I’ve often said that the reason prequels often fail is because they have to work twice as hard to remind the audience that they already know the ending. This is something that rings just as true for a “based on a true story” movie but there is another element. The real world is often not formulaic like a traditional movie. There aren’t clear character arcs, nor are there beginnings, middles and ends, and those are needed for movies. Movies that are based on true stories need to add these elements but do it subtly enough that it doesn’t take from the event that is unfolding in front of us.
The 33 makes an admirable attempt to tell the story of thirty three Chilean miners that were trapped for sixty nine days, but a clunky script and a strangely “Americanized” feeling diminishes the product a lot.
Movies based on true stories need to work twice as hard to make sure the reality and fiction are blended seamlessly together. This requires a very strong script and The 33 is penned by four people based on a book written by one of the trapped men. They aren’t able to make that blending very smooth as it becomes very obvious very early on when things were added for dramatic effect. There were moments where I thought I was beginning to get swept up in the story and then something would come out of nowhere that felt like a scripted moment in a movie instead of something based on real life. I couldn’t focus on the movie because of those moments, and every time I lost focus I I remembered that I already knew how this ended and I stopped being interested again. It happened a few times and after the third or fourth time I stopped trying to get sucked into the story.
The movie also feels strangely Americanized in a way. The most dramatic way this shows is how the movie will switch from English to Spanish on a whim for seemingly no reason. It was very jarring and I didn’t understand why they didn’t just do the entire movie in Spanish. Perhaps they are going for mass appeal and a subtitled movie wouldn’t do well, but there are enough subtitles that might annoy some people who don’t like them in a movie. It was another moment that took me straight out of the movie and every time they switched back and forth it just seemed to highlight how clunky it was. I’ve seen actors learn another language for other movies and I would imagine a good portion of this cast could already speak Spanish. The screenplay also felt paced strangely as it seemed to have “stopping points” at least three times but I have to imagine that is what this situation was really like. These miners thought they were rescued and ended up having to spend even more time down there.

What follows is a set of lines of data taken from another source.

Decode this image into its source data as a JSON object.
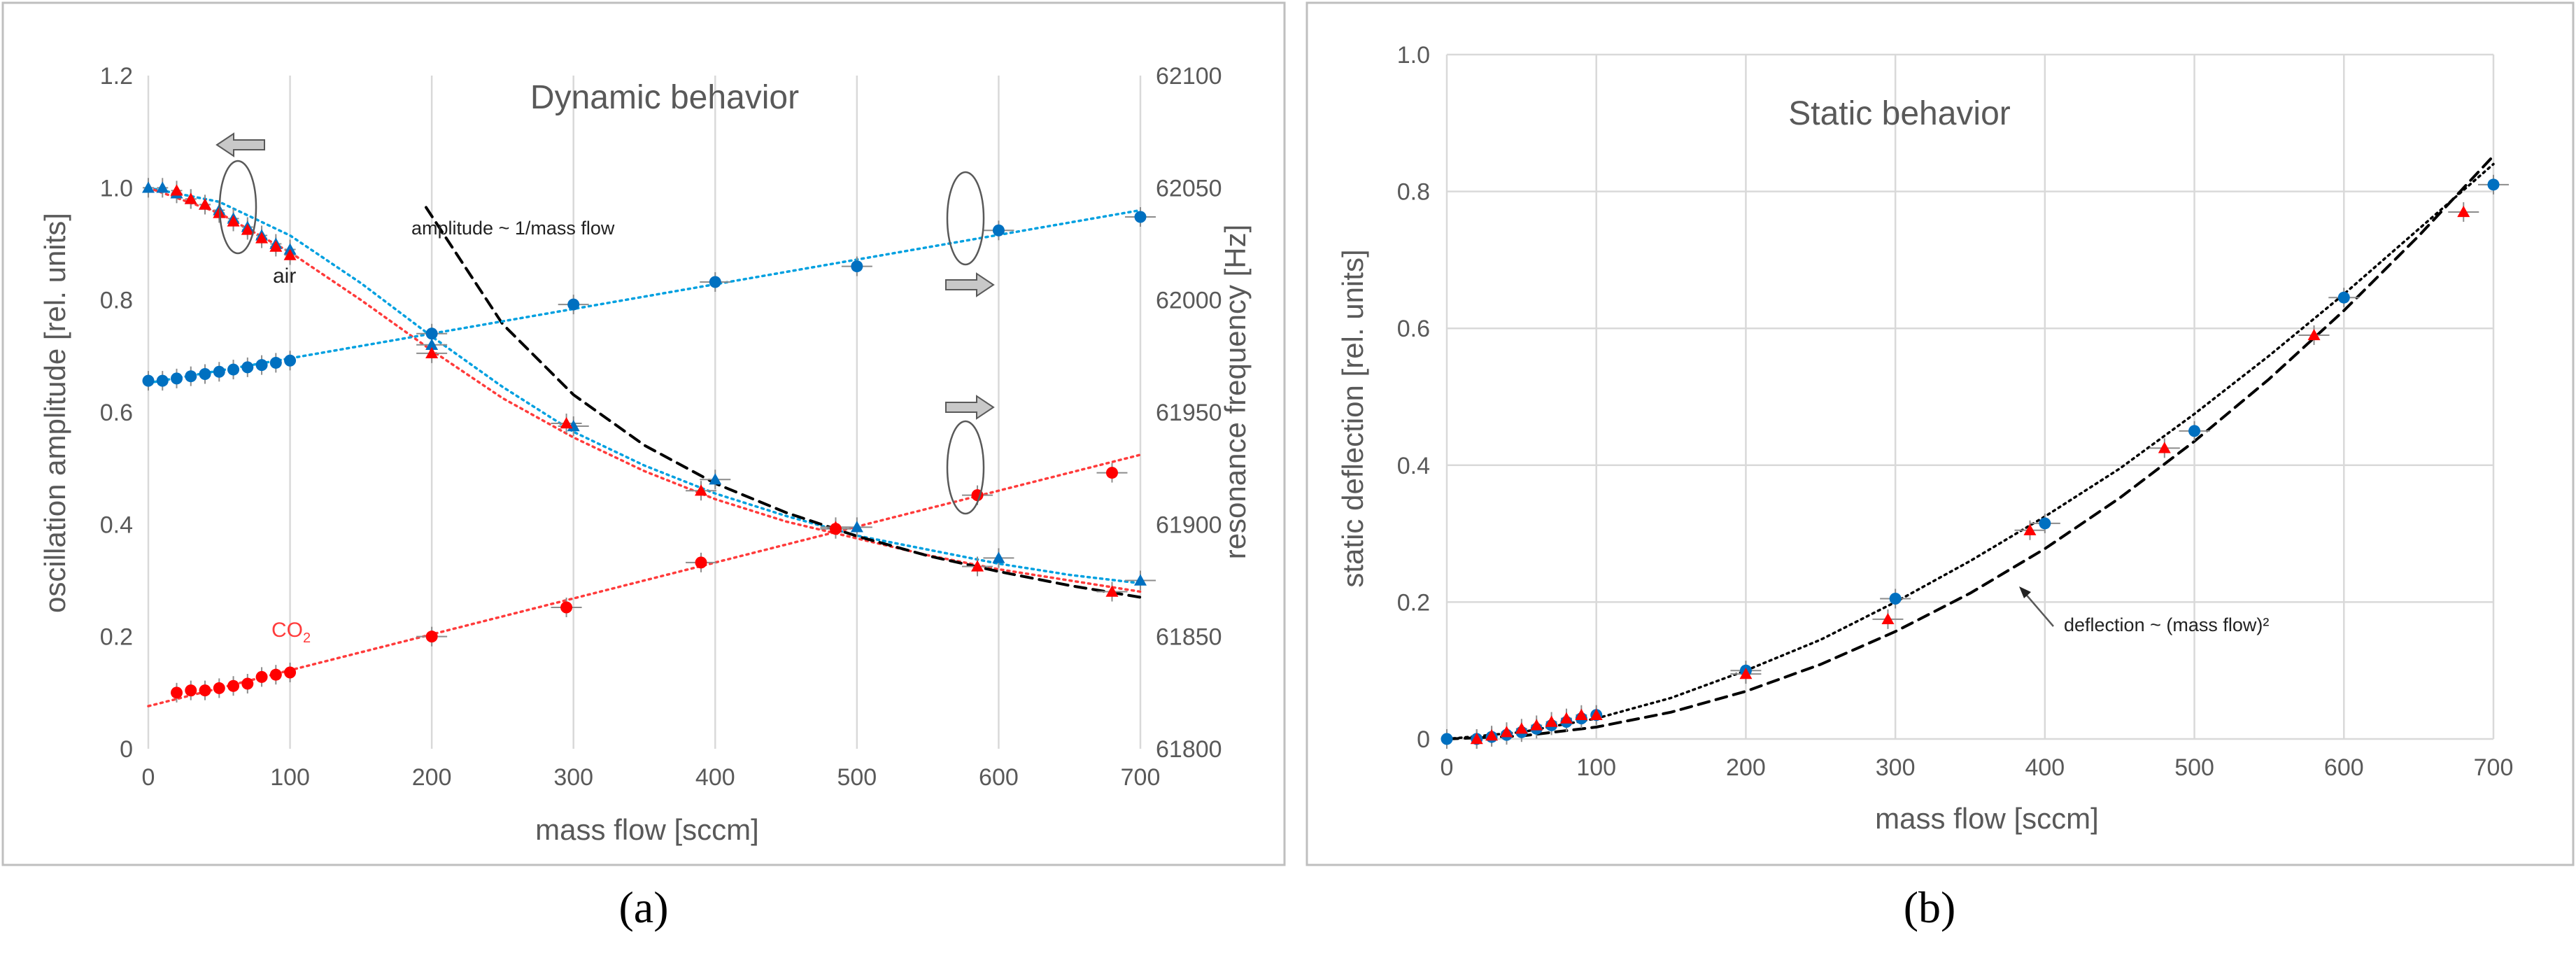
{
  "colors": {
    "air": "#0070c0",
    "co2": "#ff0000",
    "fit_air": "#00a0e0",
    "fit_co2": "#ff3b3b",
    "power_fit": "#000000",
    "arrow_fill": "#c8c8c8"
  },
  "chart_data": [
    {
      "id": "a",
      "panel_label": "(a)",
      "type": "scatter",
      "title": "Dynamic behavior",
      "xlabel": "mass flow [sccm]",
      "ylabel": "oscillation amplitude  [rel. units]",
      "y2label": "resonance frequency [Hz]",
      "xlim": [
        0,
        700
      ],
      "ylim": [
        0,
        1.2
      ],
      "y2lim": [
        61800,
        62100
      ],
      "xticks": [
        0,
        100,
        200,
        300,
        400,
        500,
        600,
        700
      ],
      "xtick_labels": [
        "0",
        "100",
        "200",
        "300",
        "400",
        "500",
        "600",
        "700"
      ],
      "yticks": [
        0,
        0.2,
        0.4,
        0.6,
        0.8,
        1,
        1.2
      ],
      "ytick_labels": [
        "0",
        "0.2",
        "0.4",
        "0.6",
        "0.8",
        "1.0",
        "1.2"
      ],
      "y2ticks": [
        61800,
        61850,
        61900,
        61950,
        62000,
        62050,
        62100
      ],
      "y2tick_labels": [
        "61800",
        "61850",
        "61900",
        "61950",
        "62000",
        "62050",
        "62100"
      ],
      "grid": "vertical",
      "annotations": {
        "air": "air",
        "co2": "CO",
        "co2_sub": "2",
        "power_law": "amplitude ~ 1/mass flow"
      },
      "series": [
        {
          "name": "air amplitude",
          "gas": "air",
          "marker": "triangle",
          "axis": "left",
          "x": [
            0,
            10,
            20,
            30,
            40,
            50,
            60,
            70,
            80,
            90,
            100,
            200,
            300,
            400,
            500,
            600,
            700
          ],
          "y": [
            1.0,
            1.0,
            0.99,
            0.98,
            0.97,
            0.96,
            0.945,
            0.93,
            0.915,
            0.9,
            0.89,
            0.72,
            0.575,
            0.48,
            0.395,
            0.34,
            0.3
          ]
        },
        {
          "name": "CO2 amplitude",
          "gas": "co2",
          "marker": "triangle",
          "axis": "left",
          "x": [
            20,
            30,
            40,
            50,
            60,
            70,
            80,
            90,
            100,
            200,
            295,
            390,
            485,
            585,
            680
          ],
          "y": [
            0.995,
            0.98,
            0.97,
            0.955,
            0.94,
            0.925,
            0.91,
            0.895,
            0.88,
            0.705,
            0.58,
            0.46,
            0.395,
            0.325,
            0.28
          ]
        },
        {
          "name": "air resonance frequency",
          "gas": "air",
          "marker": "circle",
          "axis": "right",
          "x": [
            0,
            10,
            20,
            30,
            40,
            50,
            60,
            70,
            80,
            90,
            100,
            200,
            300,
            400,
            500,
            600,
            700
          ],
          "y": [
            61964,
            61964,
            61965,
            61966,
            61967,
            61968,
            61969,
            61970,
            61971,
            61972,
            61973,
            61985,
            61998,
            62008,
            62015,
            62031,
            62037
          ]
        },
        {
          "name": "CO2 resonance frequency",
          "gas": "co2",
          "marker": "circle",
          "axis": "right",
          "x": [
            20,
            30,
            40,
            50,
            60,
            70,
            80,
            90,
            100,
            200,
            295,
            390,
            485,
            585,
            680
          ],
          "y": [
            61825,
            61826,
            61826,
            61827,
            61828,
            61829,
            61832,
            61833,
            61834,
            61850,
            61863,
            61883,
            61898,
            61913,
            61923
          ]
        }
      ],
      "fits": [
        {
          "name": "air amplitude fit",
          "gas": "air",
          "axis": "left",
          "x": [
            0,
            50,
            100,
            150,
            200,
            250,
            300,
            350,
            400,
            450,
            500,
            550,
            600,
            650,
            700
          ],
          "y": [
            1.0,
            0.975,
            0.915,
            0.83,
            0.735,
            0.645,
            0.565,
            0.505,
            0.455,
            0.415,
            0.38,
            0.355,
            0.33,
            0.31,
            0.295
          ]
        },
        {
          "name": "CO2 amplitude fit",
          "gas": "co2",
          "axis": "left",
          "x": [
            0,
            50,
            100,
            150,
            200,
            250,
            300,
            350,
            400,
            450,
            500,
            550,
            600,
            650,
            700
          ],
          "y": [
            1.0,
            0.955,
            0.885,
            0.8,
            0.71,
            0.625,
            0.555,
            0.495,
            0.445,
            0.405,
            0.375,
            0.345,
            0.32,
            0.3,
            0.28
          ]
        },
        {
          "name": "power law 1/mass flow",
          "gas": "power",
          "axis": "left",
          "x": [
            196,
            250,
            300,
            350,
            400,
            450,
            500,
            550,
            600,
            650,
            700
          ],
          "y": [
            0.965,
            0.757,
            0.631,
            0.541,
            0.473,
            0.421,
            0.379,
            0.344,
            0.316,
            0.291,
            0.27
          ]
        },
        {
          "name": "air frequency fit",
          "gas": "air",
          "axis": "right",
          "x": [
            0,
            700
          ],
          "y": [
            61963,
            62040
          ]
        },
        {
          "name": "CO2 frequency fit",
          "gas": "co2",
          "axis": "right",
          "x": [
            0,
            700
          ],
          "y": [
            61819,
            61931
          ]
        }
      ]
    },
    {
      "id": "b",
      "panel_label": "(b)",
      "type": "scatter",
      "title": "Static behavior",
      "xlabel": "mass flow [sccm]",
      "ylabel": "static deflection [rel. units]",
      "xlim": [
        0,
        700
      ],
      "ylim": [
        0,
        1.0
      ],
      "xticks": [
        0,
        100,
        200,
        300,
        400,
        500,
        600,
        700
      ],
      "xtick_labels": [
        "0",
        "100",
        "200",
        "300",
        "400",
        "500",
        "600",
        "700"
      ],
      "yticks": [
        0,
        0.2,
        0.4,
        0.6,
        0.8,
        1
      ],
      "ytick_labels": [
        "0",
        "0.2",
        "0.4",
        "0.6",
        "0.8",
        "1.0"
      ],
      "grid": "both",
      "annotations": {
        "power_law": "deflection ~ (mass flow)²"
      },
      "series": [
        {
          "name": "air deflection",
          "gas": "air",
          "marker": "circle",
          "x": [
            0,
            20,
            30,
            40,
            50,
            60,
            70,
            80,
            90,
            100,
            200,
            300,
            400,
            500,
            600,
            700
          ],
          "y": [
            0,
            0,
            0.003,
            0.006,
            0.01,
            0.015,
            0.02,
            0.025,
            0.03,
            0.035,
            0.1,
            0.205,
            0.315,
            0.45,
            0.645,
            0.81
          ]
        },
        {
          "name": "CO2 deflection",
          "gas": "co2",
          "marker": "triangle",
          "x": [
            20,
            30,
            40,
            50,
            60,
            70,
            80,
            90,
            100,
            200,
            295,
            390,
            480,
            580,
            680
          ],
          "y": [
            0,
            0.005,
            0.01,
            0.015,
            0.02,
            0.025,
            0.03,
            0.035,
            0.035,
            0.095,
            0.175,
            0.305,
            0.425,
            0.59,
            0.77
          ]
        }
      ],
      "fits": [
        {
          "name": "quadratic fit",
          "gas": "fit",
          "x": [
            0,
            50,
            100,
            150,
            200,
            250,
            300,
            350,
            400,
            450,
            500,
            550,
            600,
            650,
            700
          ],
          "y": [
            0,
            0.01,
            0.03,
            0.06,
            0.1,
            0.145,
            0.2,
            0.26,
            0.325,
            0.395,
            0.475,
            0.56,
            0.65,
            0.745,
            0.84
          ]
        },
        {
          "name": "power law (mass flow)^2",
          "gas": "power",
          "x": [
            0,
            50,
            100,
            150,
            200,
            250,
            300,
            350,
            400,
            450,
            500,
            550,
            600,
            650,
            700
          ],
          "y": [
            0,
            0.0044,
            0.0174,
            0.0392,
            0.0696,
            0.109,
            0.157,
            0.213,
            0.278,
            0.352,
            0.435,
            0.526,
            0.626,
            0.735,
            0.852
          ]
        }
      ]
    }
  ]
}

There are some good things going on here. The story of what these men went through is very interesting and we see things from other angles that aren’t just the men. We see the search and how the government reacted. We see how much of the world’s attention this captured and how having a million eyes on them forced several hands. These are all very interesting things that I think would have been told better by a documentary rather than a regular movie. Director Patricia Riggen does a very good job of capturing the atmosphere of the mine, including the claustrophobia and the heat, and how hopeless it must feel to be so far underground. There are some good performances as well by the great Antonio Banderas but the performances get lost in the clunky script.
The 33 is another real life account that would have worked much better as a documentary than a feature length movie. The moments where The 33 tries to be a conventional movie are the moments that break the flow. This is an interesting enough story that it’s worth looking into but not quite worth the price of admission. I would take a look when it hits Redbox or Netflix.